Top honors in the over 35,000 circulation category of the Editorials category of the Carmage Walls Commentary Prize competition were awarded to Dion Lefler, opinion editor of The Wichita Eagle in Wichita, Kansas. Although this entry originated from The Wichita Eagle, it was judged in the over 35,000 circulation bracket because it was a joint editorial of the Eagle and the Kansas City Star, which have a combined circulation over 35,000.
First-place includes a curved glass plaque and a cash prize of $2,250.
Michael Roehrman, executive editor of The Wichita Eagle, nominated Lefler for the Carmage Walls Commentary Prize — for an editorial about the police raid on the Marion County Record newsroom.
Roehrman noted that the police raid became national news and said “no one did more to put it there than Wichita Eagle Opinion Editor Dion Lefler.”
“On a Friday afternoon,” he said, “we received notice from the state press association that a police raid was underway at the rural Kansas paper, and search warrants were being served and equipment seized at the newsroom and the homes of the owners of the paper and a City Council member.

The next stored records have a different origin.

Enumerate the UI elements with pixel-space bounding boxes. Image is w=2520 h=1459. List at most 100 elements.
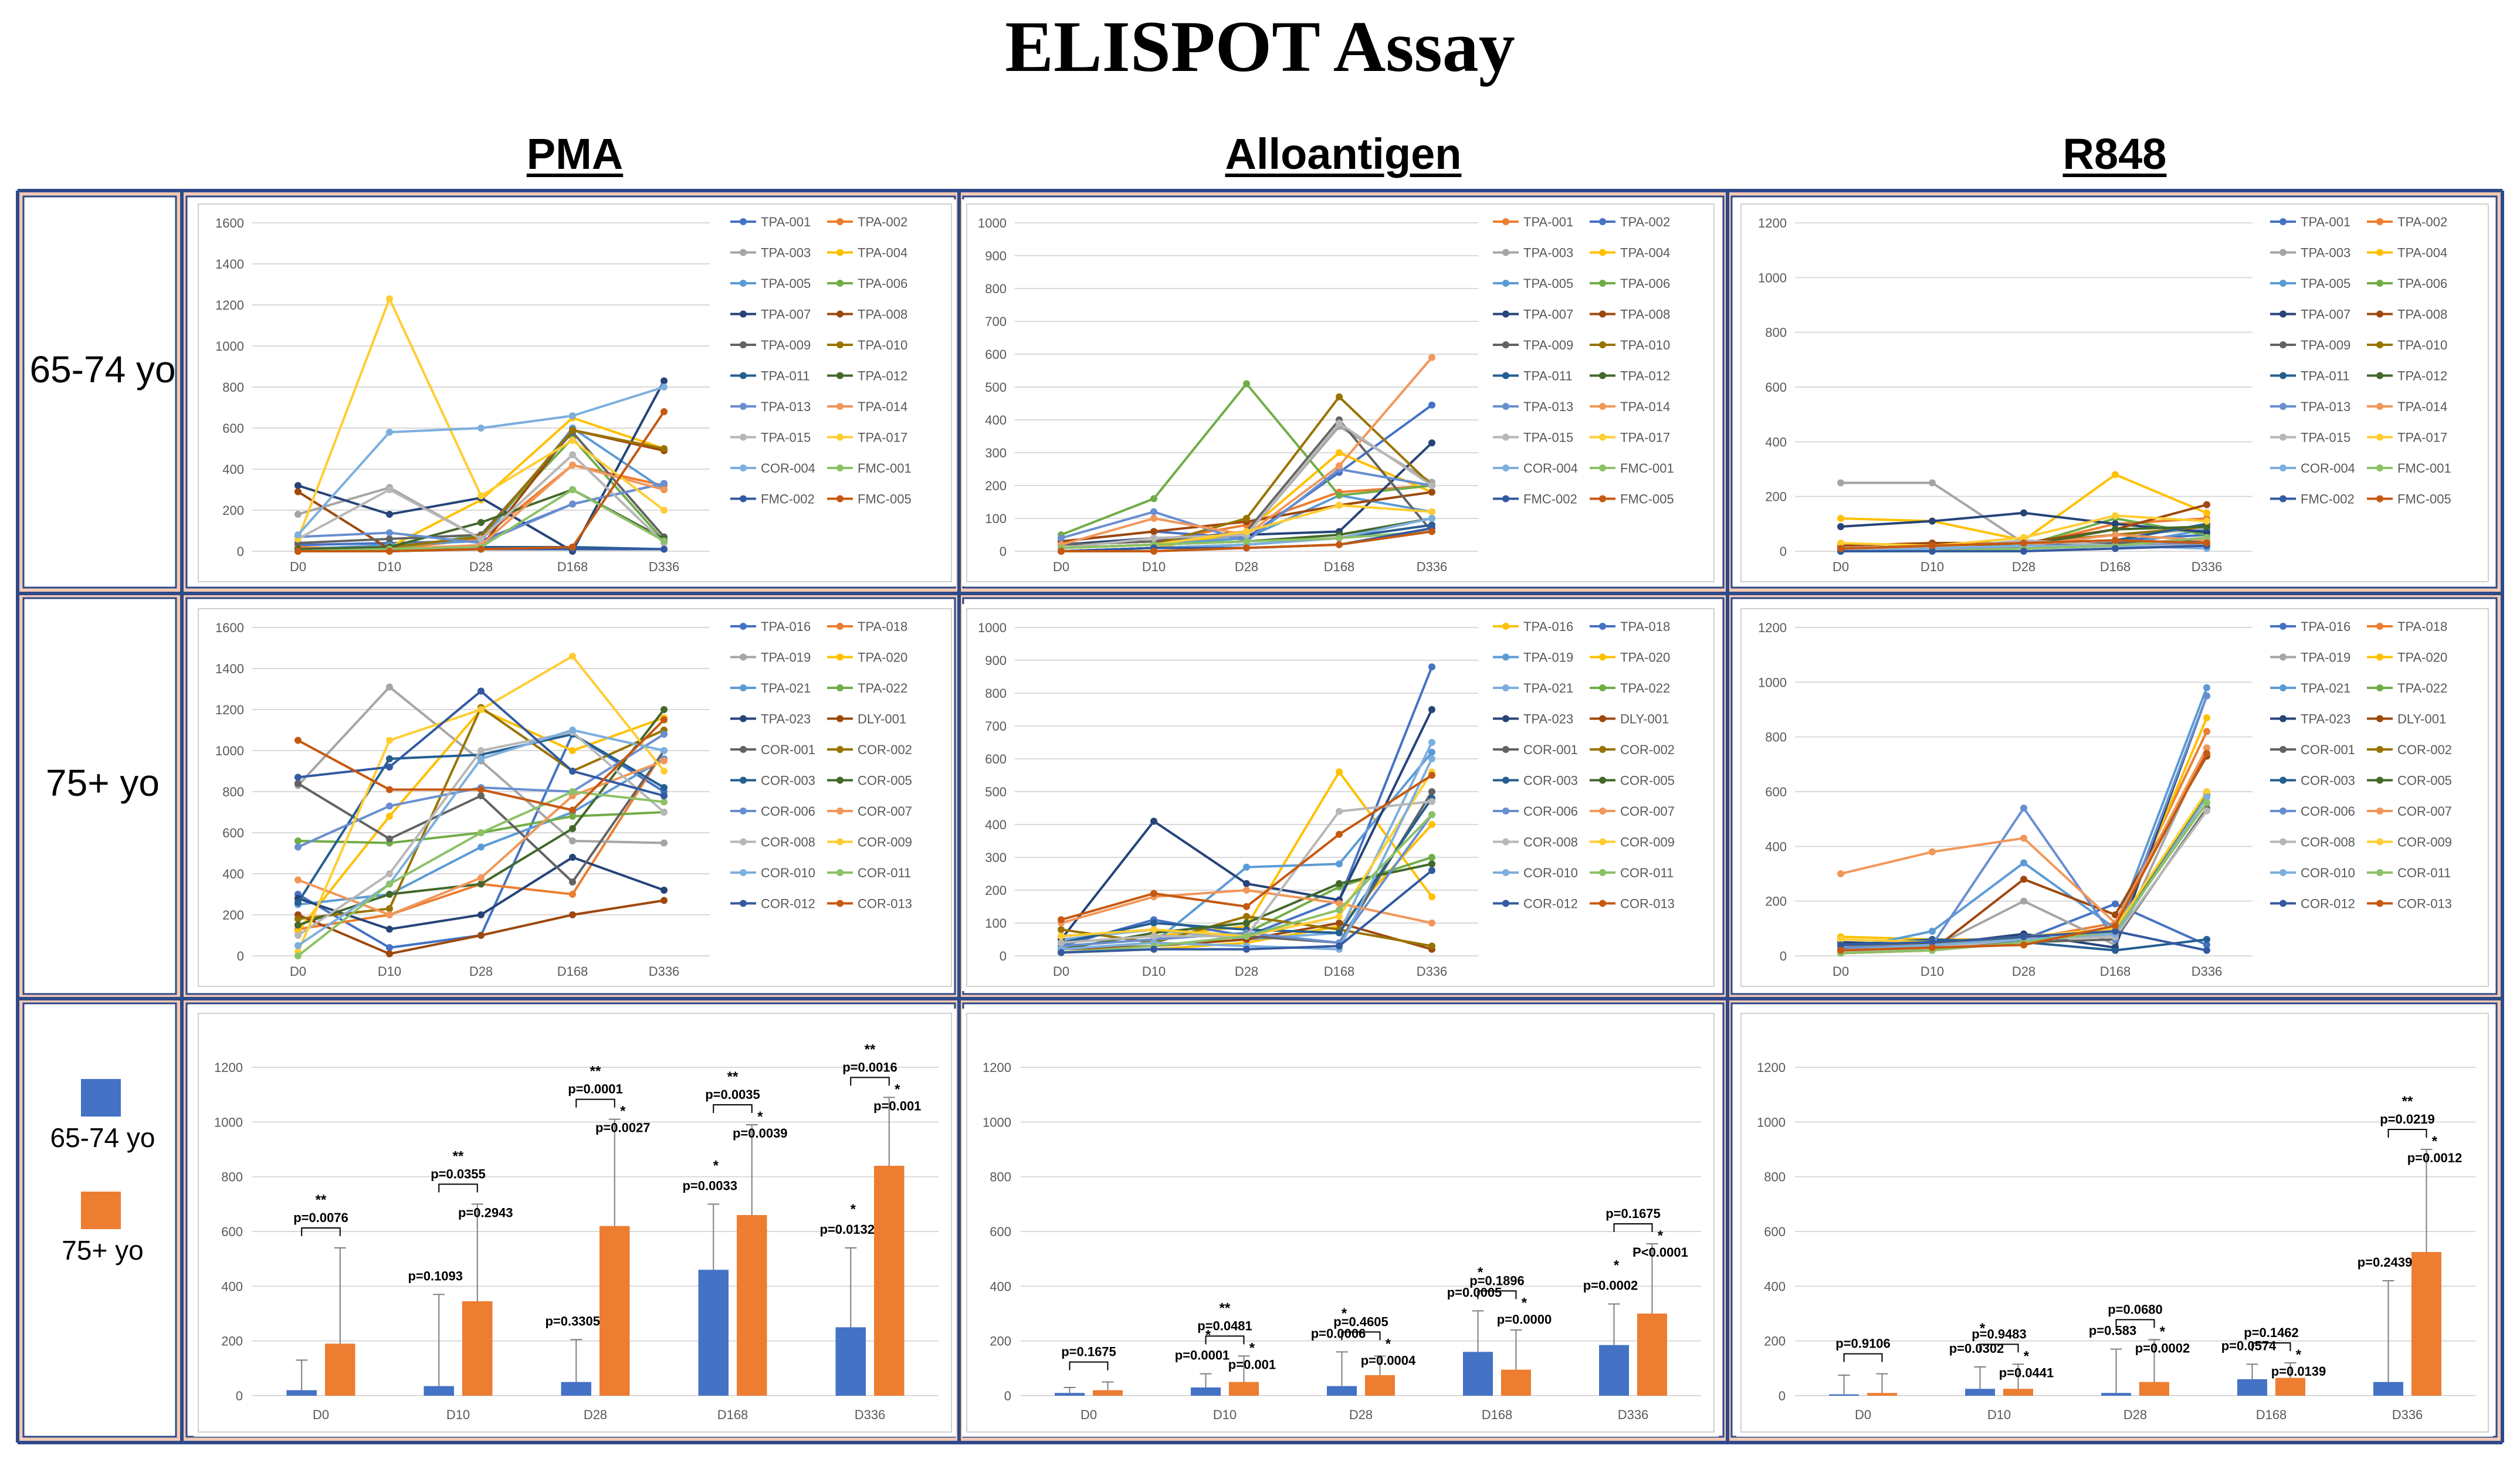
legend-label: TPA-012 [858,369,907,384]
legend-label: TPA-007 [2301,307,2350,322]
young-p-value: p=0.1093 [408,1268,463,1283]
y-tick-label: 900 [985,653,1007,668]
legend-label: TPA-009 [2301,338,2350,352]
data-point-TPA-023 [1243,880,1250,887]
legend-marker-COR-013 [1599,900,1606,907]
column-title-alloantigen: Alloantigen [1225,130,1462,178]
data-point-TPA-013 [1058,534,1065,542]
legend-label: COR-001 [1523,742,1578,757]
legend-label: TPA-016 [761,619,811,634]
data-point-COR-007 [1428,919,1435,927]
data-point-TPA-014 [1150,515,1157,522]
legend-label: TPA-003 [1523,246,1573,260]
bracket-stars: ** [590,1064,601,1080]
y-tick-label: 100 [985,511,1007,526]
legend-label: COR-013 [2397,897,2452,911]
data-point-TPA-019 [569,837,576,844]
bar-65-74 yo-D0 [1829,1394,1859,1396]
data-point-COR-001 [569,878,576,885]
old-p-value: p=0.0000 [1497,1312,1552,1326]
legend-marker-TPA-005 [2279,280,2287,287]
y-tick-label: 400 [222,462,244,477]
bar-65-74 yo-D336 [1599,1345,1630,1396]
legend-marker-TPA-008 [836,310,844,318]
data-point-TPA-021 [2020,859,2027,867]
data-point-DLY-001 [477,932,485,939]
legend-label-65-74: 65-74 yo [50,1122,155,1153]
y-tick-label: 1000 [1758,270,1787,285]
legend-marker-TPA-008 [1599,310,1606,318]
legend-label: COR-010 [2301,866,2355,880]
legend-label: TPA-011 [761,369,810,384]
data-point-TPA-013 [661,480,668,487]
legend-marker-COR-007 [1599,807,1606,815]
legend-marker-TPA-019 [740,653,747,661]
legend-label: COR-009 [858,835,912,850]
data-point-TPA-019 [2020,897,2027,905]
data-point-COR-009 [1837,936,1844,943]
x-tick-label: D0 [1833,559,1849,574]
x-tick-label: D0 [1053,964,1069,979]
data-point-TPA-016 [2203,941,2210,949]
data-point-COR-009 [1336,912,1343,920]
x-tick-label: D168 [1324,559,1355,574]
legend-label: FMC-001 [858,461,912,476]
y-tick-label: 800 [221,1170,243,1185]
legend-label: TPA-020 [1620,650,1670,665]
legend-marker-TPA-011 [740,372,747,379]
legend-label: TPA-020 [858,650,907,665]
legend-marker-TPA-023 [1502,715,1509,722]
young-p-value: p=0.0302 [1949,1341,2004,1356]
data-point-COR-005 [294,921,302,929]
data-point-COR-007 [294,876,302,884]
legend-marker-TPA-004 [1599,249,1606,256]
y-tick-label: 200 [1764,1334,1786,1349]
data-point-COR-005 [1428,860,1435,868]
data-point-COR-009 [477,706,485,713]
legend-label: COR-002 [2397,742,2452,757]
data-point-TPA-023 [1428,706,1435,713]
legend-label: COR-005 [1620,773,1675,788]
bracket-p-value: p=0.1462 [2244,1325,2299,1340]
legend-label: TPA-017 [1620,430,1670,445]
legend-marker-TPA-012 [2376,372,2383,379]
bracket-p-value: p=0.0219 [2380,1112,2435,1127]
data-point-TPA-010 [661,445,668,452]
significance-bracket [1205,1335,1245,1345]
x-tick-label: D336 [855,1407,886,1422]
data-point-TPA-003 [1837,479,1844,487]
old-p-value: p=0.2943 [458,1205,513,1220]
legend-label: TPA-008 [1620,307,1670,322]
data-point-TPA-017 [2112,512,2119,520]
data-point-COR-011 [1428,811,1435,819]
data-point-TPA-013 [1150,508,1157,515]
legend-marker-TPA-016 [2279,623,2287,630]
legend-marker-FMC-001 [836,464,844,471]
legend-label: COR-004 [761,461,815,476]
y-tick-label: 300 [985,850,1007,865]
legend-marker-TPA-010 [836,341,844,348]
data-point-FMC-001 [2203,534,2210,541]
data-point-COR-013 [569,806,576,814]
young-stars: * [713,1158,719,1173]
y-tick-label: 800 [990,1170,1011,1185]
legend-marker-TPA-018 [2376,623,2383,630]
legend-marker-FMC-001 [1599,464,1606,471]
data-point-COR-011 [294,952,302,959]
old-p-value: p=0.0002 [2135,1341,2190,1355]
data-point-COR-009 [1150,926,1157,934]
data-point-COR-001 [477,792,485,799]
data-point-FMC-002 [2112,545,2119,552]
bracket-stars: ** [2402,1094,2413,1109]
data-point-COR-013 [2203,749,2210,757]
bracket-p-value: p=0.0001 [568,1082,623,1097]
legend-marker-TPA-003 [2279,249,2287,256]
legend-marker-TPA-018 [1599,623,1606,630]
data-point-COR-003 [1150,919,1157,927]
data-point-COR-012 [1243,945,1250,953]
legend-label: TPA-014 [1620,399,1670,414]
legend-marker-TPA-010 [1599,341,1606,348]
y-tick-label: 1200 [214,1060,243,1075]
data-point-COR-002 [1243,912,1250,920]
bracket-p-value: p=0.0035 [705,1087,760,1102]
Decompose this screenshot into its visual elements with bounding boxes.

“Dion immediately began reporting the story, conducting interviews and obtaining documents to find out what was going on — including speaking with the 98-year-old co-owner of the paper, Joan Meyer.
“He came in early the following morning, his day off, and wrote this editorial on what had happened in the raid, naming it for the blatant and unlawful attack it was on the First Amendment and freedom of the press.
“As he was writing it, he got the tragic news that Joan Meyer had died of cardiac arrest, likely brought on by the stress of the police ransacking her home, which he incorporated into the editorial.
“When he finished writing, Dion reached out to the opinion page editors at the Eagle’s sister paper, the Kansas City Star, to see if they’d be interested in publishing it as a joint editorial, something the Star hadn’t done since 2018. Dion felt that it would increase the impact if both of Kansas’ largest newspapers joined voices in support of the Record. Star editors agreed.
This editorial, entitled "Marion newspaper raid is intolerable police overreach," which was posted before news coverage of the event, was a classic example of opinion journalism leading from the front, instead of commenting after the fact.
It put the story on the national radar and has been followed up with numerous news stories and columns about the police raid, which is now the subject of five federal lawsuits alleging violation of constitutional rights, the latest of which was filed the week of this entry.